The Graduates

The Graduates

The designers are understandably frustrated by criticisms like these, even while they admit that the quality of their production is a work in progress. (Ms. Song at Opening Ceremony, for the record, said she had never experienced any problems with the craftsmanship of their clothes. “It may look like they just sewed that up, but that’s kind of the intent of it,” she said.)

“We aren’t doing something that there’s a precedent for, or that maybe makes sense to these people in the industry,” Mr. DiCaprio said. “But their industry is failing right now. It’s maybe, like, don’t be so critical and maybe accept that we’re doing something that could work. And even if it doesn’t work, it’s a suggestion, and it’s opening up a space for new things.”

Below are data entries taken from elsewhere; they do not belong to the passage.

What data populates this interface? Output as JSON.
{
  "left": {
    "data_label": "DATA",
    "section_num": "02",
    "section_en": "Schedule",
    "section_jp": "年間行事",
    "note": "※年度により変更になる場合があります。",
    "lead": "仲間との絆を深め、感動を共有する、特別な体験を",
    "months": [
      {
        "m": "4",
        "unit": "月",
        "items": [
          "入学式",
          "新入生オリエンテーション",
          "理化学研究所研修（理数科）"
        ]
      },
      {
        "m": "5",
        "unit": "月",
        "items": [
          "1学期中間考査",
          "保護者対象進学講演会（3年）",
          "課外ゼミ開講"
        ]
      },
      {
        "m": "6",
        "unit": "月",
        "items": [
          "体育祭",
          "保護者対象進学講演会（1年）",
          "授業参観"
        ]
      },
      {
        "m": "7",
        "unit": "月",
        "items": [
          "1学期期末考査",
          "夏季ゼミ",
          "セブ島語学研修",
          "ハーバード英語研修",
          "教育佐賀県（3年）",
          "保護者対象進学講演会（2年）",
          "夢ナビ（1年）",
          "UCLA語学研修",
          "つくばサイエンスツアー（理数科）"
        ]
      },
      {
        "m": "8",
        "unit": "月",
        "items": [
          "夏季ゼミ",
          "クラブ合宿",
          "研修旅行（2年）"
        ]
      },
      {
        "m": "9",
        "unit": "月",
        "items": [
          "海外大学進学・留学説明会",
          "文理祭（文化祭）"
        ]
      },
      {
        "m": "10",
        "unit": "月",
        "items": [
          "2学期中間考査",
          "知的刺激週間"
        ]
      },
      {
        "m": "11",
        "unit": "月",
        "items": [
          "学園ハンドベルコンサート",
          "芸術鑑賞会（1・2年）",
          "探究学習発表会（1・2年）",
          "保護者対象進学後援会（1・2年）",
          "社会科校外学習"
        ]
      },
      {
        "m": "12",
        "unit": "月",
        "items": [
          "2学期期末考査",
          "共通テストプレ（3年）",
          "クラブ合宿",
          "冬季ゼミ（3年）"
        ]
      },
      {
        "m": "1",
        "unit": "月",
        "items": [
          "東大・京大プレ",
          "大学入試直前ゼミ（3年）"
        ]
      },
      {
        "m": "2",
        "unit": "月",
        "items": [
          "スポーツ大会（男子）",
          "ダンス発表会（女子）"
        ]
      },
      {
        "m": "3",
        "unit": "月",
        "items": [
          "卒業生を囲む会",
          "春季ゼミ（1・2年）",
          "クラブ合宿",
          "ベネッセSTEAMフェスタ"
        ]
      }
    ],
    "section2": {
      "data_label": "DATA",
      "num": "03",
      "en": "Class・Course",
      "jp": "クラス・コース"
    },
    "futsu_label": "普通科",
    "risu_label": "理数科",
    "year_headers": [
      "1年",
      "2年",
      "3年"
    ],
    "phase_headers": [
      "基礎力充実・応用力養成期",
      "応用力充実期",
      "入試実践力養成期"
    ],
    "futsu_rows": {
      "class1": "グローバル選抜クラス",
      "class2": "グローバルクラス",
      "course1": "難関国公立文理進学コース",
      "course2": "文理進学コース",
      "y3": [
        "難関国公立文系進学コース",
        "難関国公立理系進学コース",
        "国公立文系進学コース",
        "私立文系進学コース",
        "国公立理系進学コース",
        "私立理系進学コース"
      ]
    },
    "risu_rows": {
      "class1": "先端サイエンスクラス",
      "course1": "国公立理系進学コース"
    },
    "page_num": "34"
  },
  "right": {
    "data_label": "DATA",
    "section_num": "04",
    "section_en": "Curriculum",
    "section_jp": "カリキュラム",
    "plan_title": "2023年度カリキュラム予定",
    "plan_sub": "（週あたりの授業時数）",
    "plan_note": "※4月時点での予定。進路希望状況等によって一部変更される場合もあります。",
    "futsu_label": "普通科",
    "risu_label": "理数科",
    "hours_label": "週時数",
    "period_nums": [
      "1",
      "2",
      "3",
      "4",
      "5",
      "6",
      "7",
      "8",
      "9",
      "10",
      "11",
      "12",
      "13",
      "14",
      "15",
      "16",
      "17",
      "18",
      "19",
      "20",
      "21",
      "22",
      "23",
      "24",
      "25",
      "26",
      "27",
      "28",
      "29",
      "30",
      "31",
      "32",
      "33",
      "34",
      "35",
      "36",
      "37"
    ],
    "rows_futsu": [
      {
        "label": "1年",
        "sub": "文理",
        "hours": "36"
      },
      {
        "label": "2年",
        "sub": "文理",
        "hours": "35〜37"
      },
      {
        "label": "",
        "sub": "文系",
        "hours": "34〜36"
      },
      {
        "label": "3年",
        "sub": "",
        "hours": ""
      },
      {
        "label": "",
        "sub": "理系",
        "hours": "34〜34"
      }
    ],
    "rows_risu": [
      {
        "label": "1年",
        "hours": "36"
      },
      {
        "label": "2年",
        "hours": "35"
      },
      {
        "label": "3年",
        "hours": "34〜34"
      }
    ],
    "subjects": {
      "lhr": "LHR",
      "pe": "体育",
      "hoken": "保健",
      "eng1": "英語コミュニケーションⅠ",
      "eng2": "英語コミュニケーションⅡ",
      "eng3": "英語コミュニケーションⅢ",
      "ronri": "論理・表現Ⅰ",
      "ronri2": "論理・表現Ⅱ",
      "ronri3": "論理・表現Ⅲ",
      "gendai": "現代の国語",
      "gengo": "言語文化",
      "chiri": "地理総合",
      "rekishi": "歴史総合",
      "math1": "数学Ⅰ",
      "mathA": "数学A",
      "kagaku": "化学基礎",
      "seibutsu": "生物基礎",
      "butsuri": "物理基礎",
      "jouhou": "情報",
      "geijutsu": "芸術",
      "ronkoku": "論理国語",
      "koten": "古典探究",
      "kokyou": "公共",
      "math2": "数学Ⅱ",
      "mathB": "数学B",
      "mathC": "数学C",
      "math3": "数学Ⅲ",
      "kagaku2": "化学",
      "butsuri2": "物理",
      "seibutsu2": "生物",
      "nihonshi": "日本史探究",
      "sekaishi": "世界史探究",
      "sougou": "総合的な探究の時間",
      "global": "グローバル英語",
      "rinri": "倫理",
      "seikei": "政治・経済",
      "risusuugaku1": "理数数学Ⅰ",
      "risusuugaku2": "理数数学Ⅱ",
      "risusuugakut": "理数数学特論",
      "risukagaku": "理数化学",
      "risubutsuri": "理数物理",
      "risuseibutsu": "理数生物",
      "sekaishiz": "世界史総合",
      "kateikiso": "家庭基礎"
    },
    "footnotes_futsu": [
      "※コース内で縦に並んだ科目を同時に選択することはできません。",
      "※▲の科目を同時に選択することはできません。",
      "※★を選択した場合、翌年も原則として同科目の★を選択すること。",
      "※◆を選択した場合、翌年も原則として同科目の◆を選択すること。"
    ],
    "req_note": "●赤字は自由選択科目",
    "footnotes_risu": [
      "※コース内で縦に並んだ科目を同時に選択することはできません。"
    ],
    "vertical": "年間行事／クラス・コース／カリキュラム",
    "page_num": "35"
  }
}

They recall, to their fans, the spirit of an earlier era in fashion, a smaller, scrappier, precorporate time.

“They remind me of the energy that was around at the turn of the century — that grungy, dirty, downtown edginess,” said Nicole Phelps, the director of Vogue Runway and a judge of the Fashion Fund. “I think we need them in New York fashion right now.”

In August, Mr. DiCaprio, Ms. Taubensee and Ms. Sullivan invited me to their studio in Greenpoint. It is a cramped one-room space that they share with their studio manager and a rotating cast of interns; the bathrooms are down the hall. Each of the designers mentioned feeling marooned there, though they have an easy camaraderie, passing rhinestoned Juuls back and forth.

Mr. Moses had left the company, they said, a mutual parting of ways that had been difficult. It had the air of a foregone conclusion after the feedback they’d received about the difficulty of groups, though they insisted the issue had been personal, not professional.